Es wäre wohl lebensmüde zu springen, obwohl man wusste, dass dort nichts auf einen wartete, das einen auffing. Dass man aufprallte und sich dabei alles brechen würde.

Ich schloss die Augen und versuchte tief durchzuatmen. Ich wusste, dass ich mir irgendeine Ausrede einfallen musste, um heute nicht mit Sullivan Schlittschuhfahren zu müssen. Doch egal was ich auch in mein Handy tippte, es hört sich absolut lächerlich an.

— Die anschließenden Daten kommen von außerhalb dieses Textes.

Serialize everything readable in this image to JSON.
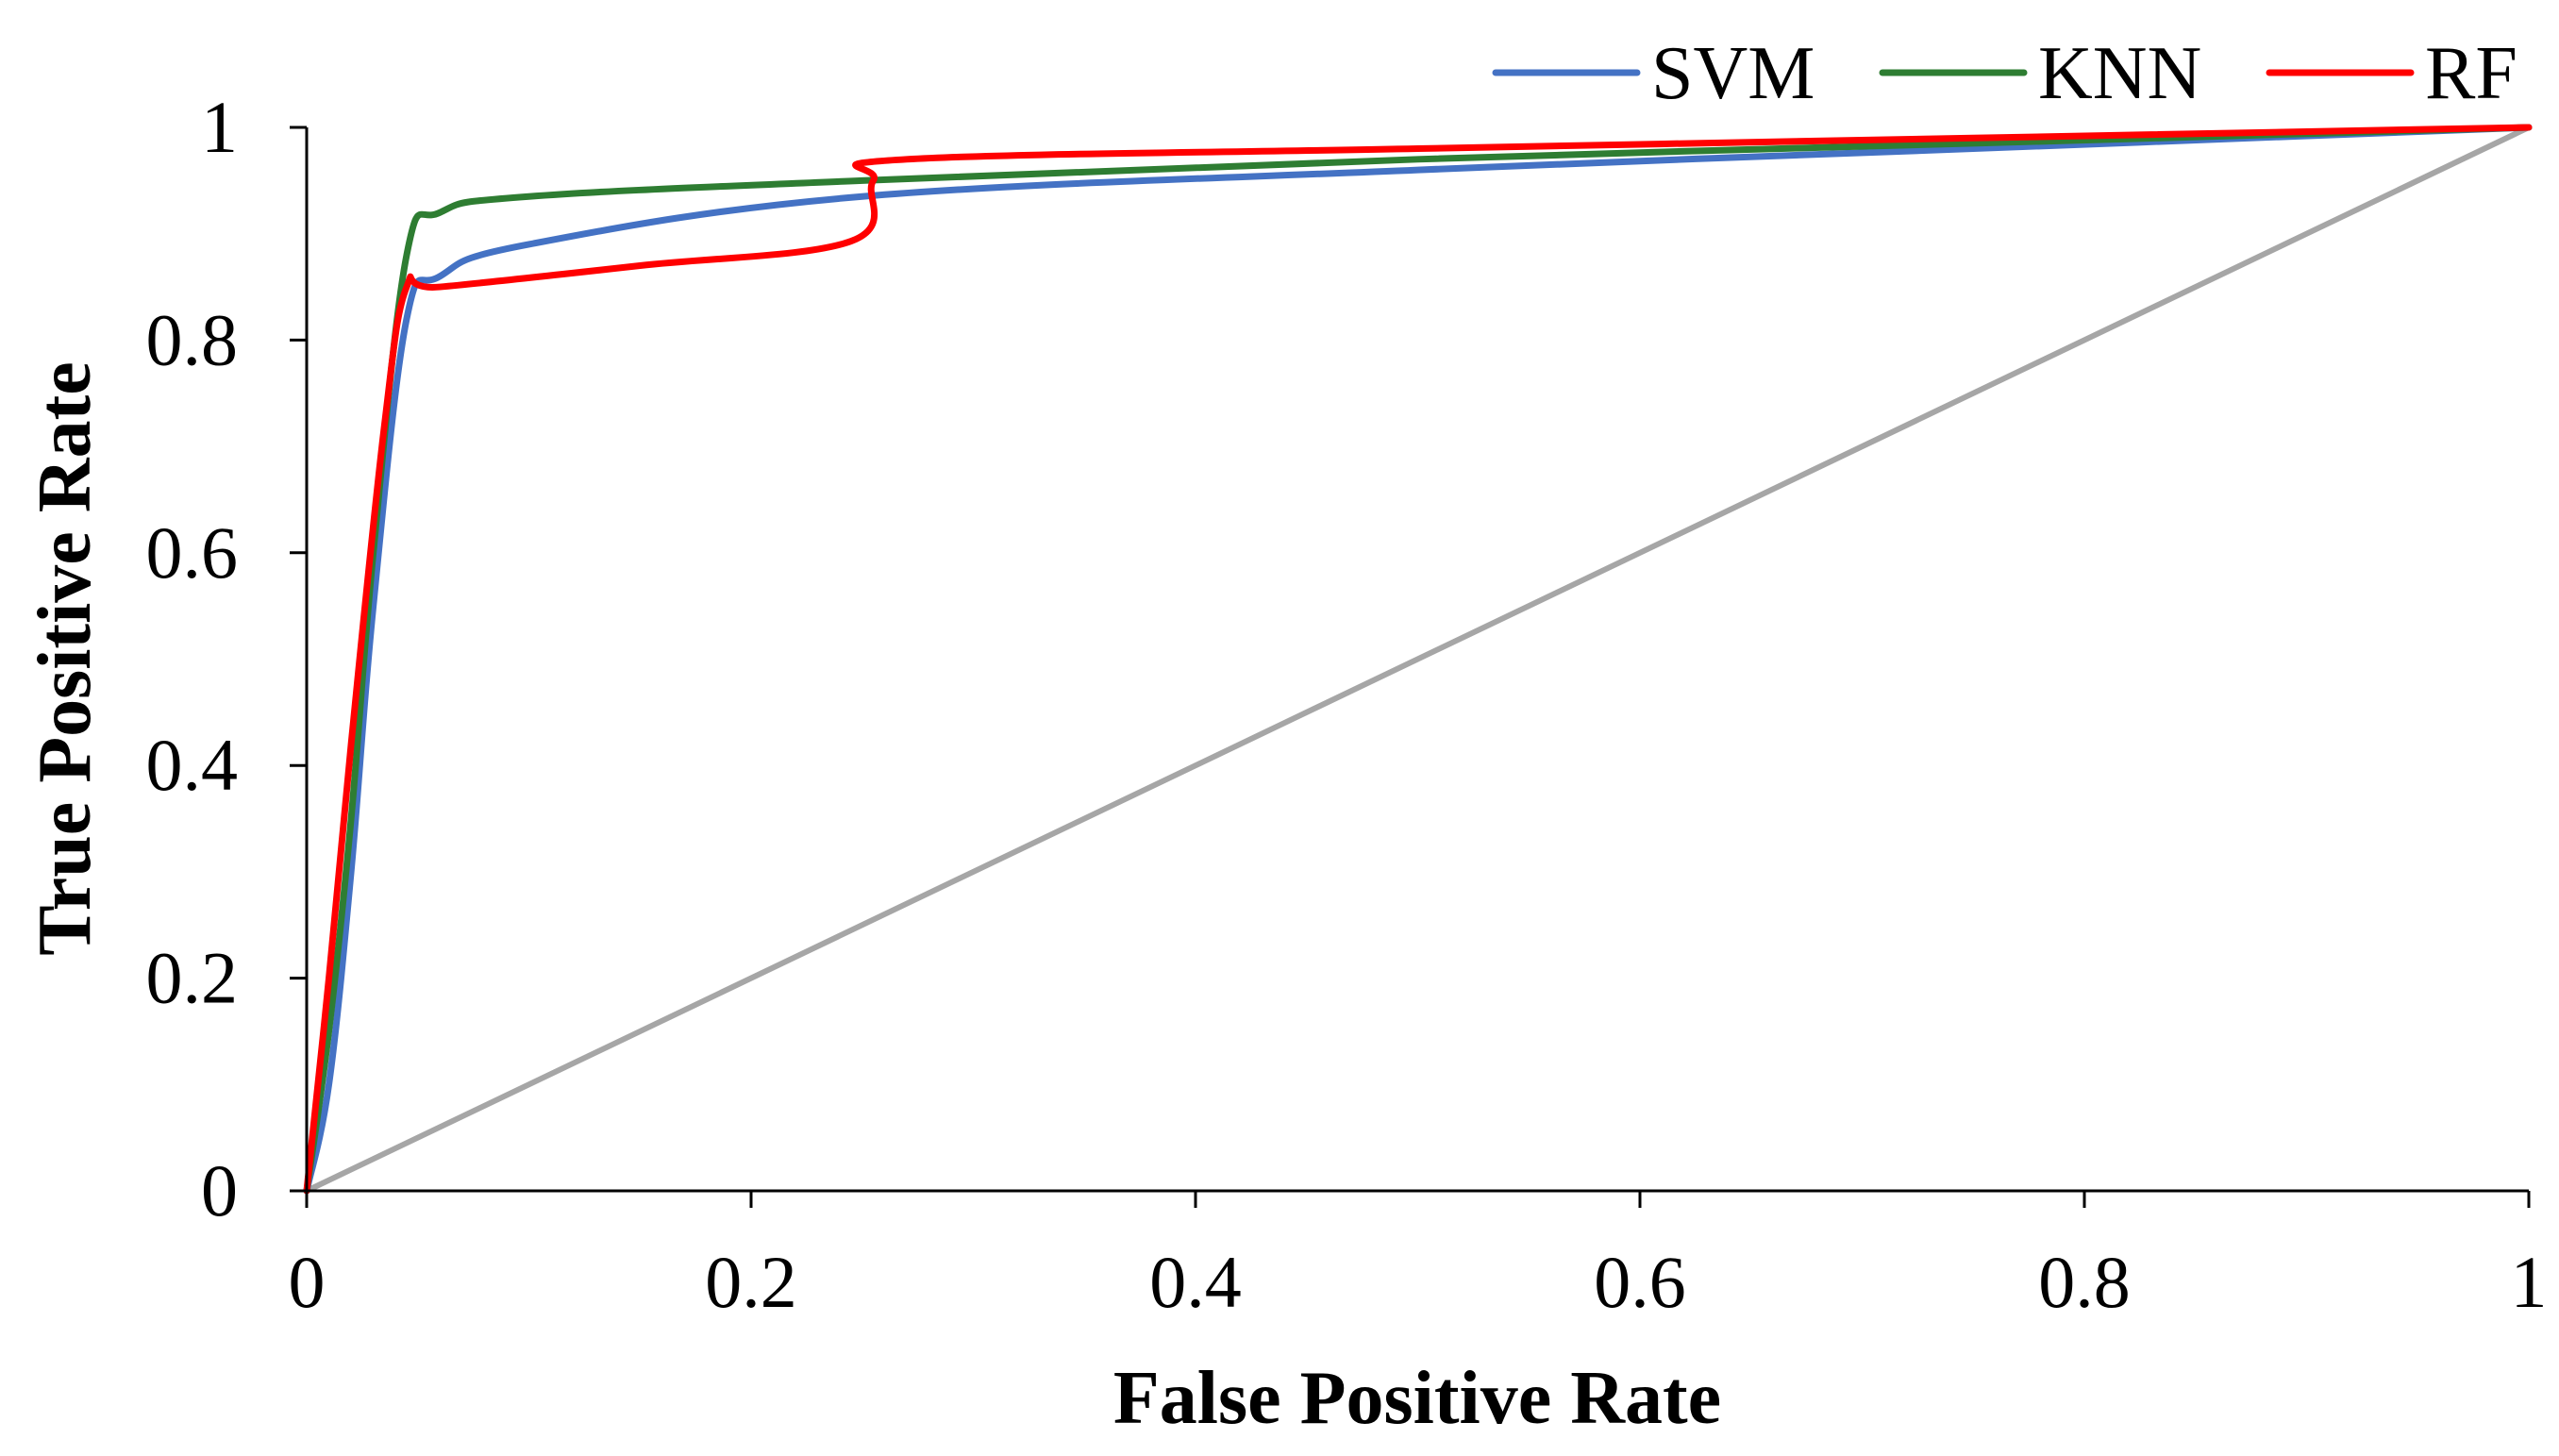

Mir entfuhr ein Seufzen, ehe ich meine Augen wieder öffnete und meinen Blick zurück auf das Handy in meiner linken Hand richtete. Es war dumm gewesen, ihm zuzusagen. Ich hätte von vornherein klar machen müssen, dass ich nie wieder einen Fuß auf eine Eisfläche setzen werde. Doch das hatte ich nicht und dafür verfluchte ich mich selbst.

Ich nahm wieder meinen Daumennagel zwischen die Zähne und nagte unruhig auf ihm herum.

Schon seit über einer Stunde saß ich im Schneidersitz auf meinem Bett und versuchte die richtigen Worte für meine Nachricht zu finden.

Unsicher scrollte ich zum Anfang der Nachricht und las sie mir zum gefühlt tausendsten Mal durch.

»Hey, ich muss leider für heute absagen. Hab über Nacht eine Erkältung bekommen und will mich heute lieber ausruhen. Wäre doof, wenn ich nächste Woche krank bin während der Prüfungen.

Harper«

Im nächsten Moment hatte ich schon auf Sendengeklickt. Entgeistert riss ich die Augen auf und starrte unentwegt auf das Display. Scheiße.Er wird wissen, dass es eine Ausrede war. Er wird es wissen. Definitiv. Es war dumm. Er durchschaut das. Er–

Mein Handy vibrierte und augenblicklich erschien Sullivans Antwort vor meinen Augen.

»Okay, schade aber ich kann's verstehen. Wünsch dir gute Besserung!

Sully«

Ich musste schlucken. Denn auch wenn er die Lüge offenbar geschluckt hatte, baute sich ein unangenehmes Zwicken in meinem Brustkorb auf. Es stach und zauberte mir binnen weniger Sekunden ein schlechtes Gewissen.

Ich seufzte, ließ mich nach hinten fallen und schloss meine Augen. Es fühlte sich scheiße an, ihn zu belügen.

Die Tage darauf waren grauenhaft. Mich plagte das schlechte Gewissen, weswegen ich Sullivan mit allen Mitteln zu meiden versuchte. Ich vermied Besuche in der Mensa und hielt sie, wenn sie doch nötig waren, immer so kurz wie möglich. Ich bekam jedes Mal einen halben Herzinfarkt, wenn ich Sullivan irgendwo auf dem Flur entdeckte und verkroch mich in irgendeine Ecke, in der er mich nicht finden konnte. Einmal war ich so überfordert mit der Situation, dass ich ohne Rücksicht auf Verluste kehrtmachte und mich durch die Schülermassen kämpfte, während er mir verständnislos hinter blickte und vermutlich die Welt nicht mehr verstand.

Allerdings hätte ich mir bereits im Vorhinein denken können, dass dieser Plan nicht ewig hielt. Um genau zu sein, funktionierte er zwei glanzvolle Tage, bevor er krachend in sich zusammenfiel.

Es hatte gerade geschellt, mein Kunstkurs war beendet und ich hatte nichts weiter im Kopf, als so schnell wie möglich aus diesem Raum und in die Mensa zu kommen, um mir wenigstens noch ein trockenes Brötchen zu ergattern, bevor ich meine Pause wieder draußen auf den Stufen verbrachte.

Voller Eile sammelte ich meine Sachen zusammen, stopfte sie in meine Tasche und war bereits mit wenigen Schritten halb zur Tür raus, als ich ungebremst mit jemandem zusammenstieß. Mir entfuhr ein leiser Fluch, während ich mir meine Haare zurückstrich und aufblickte, um mich bei der Person zu entschuldigen. Aber statt in das Gesicht eines mir unbekannten Schülers zu blicken, begegnete ich Sullys erstauntem Blick. Ach, du grüne Neune.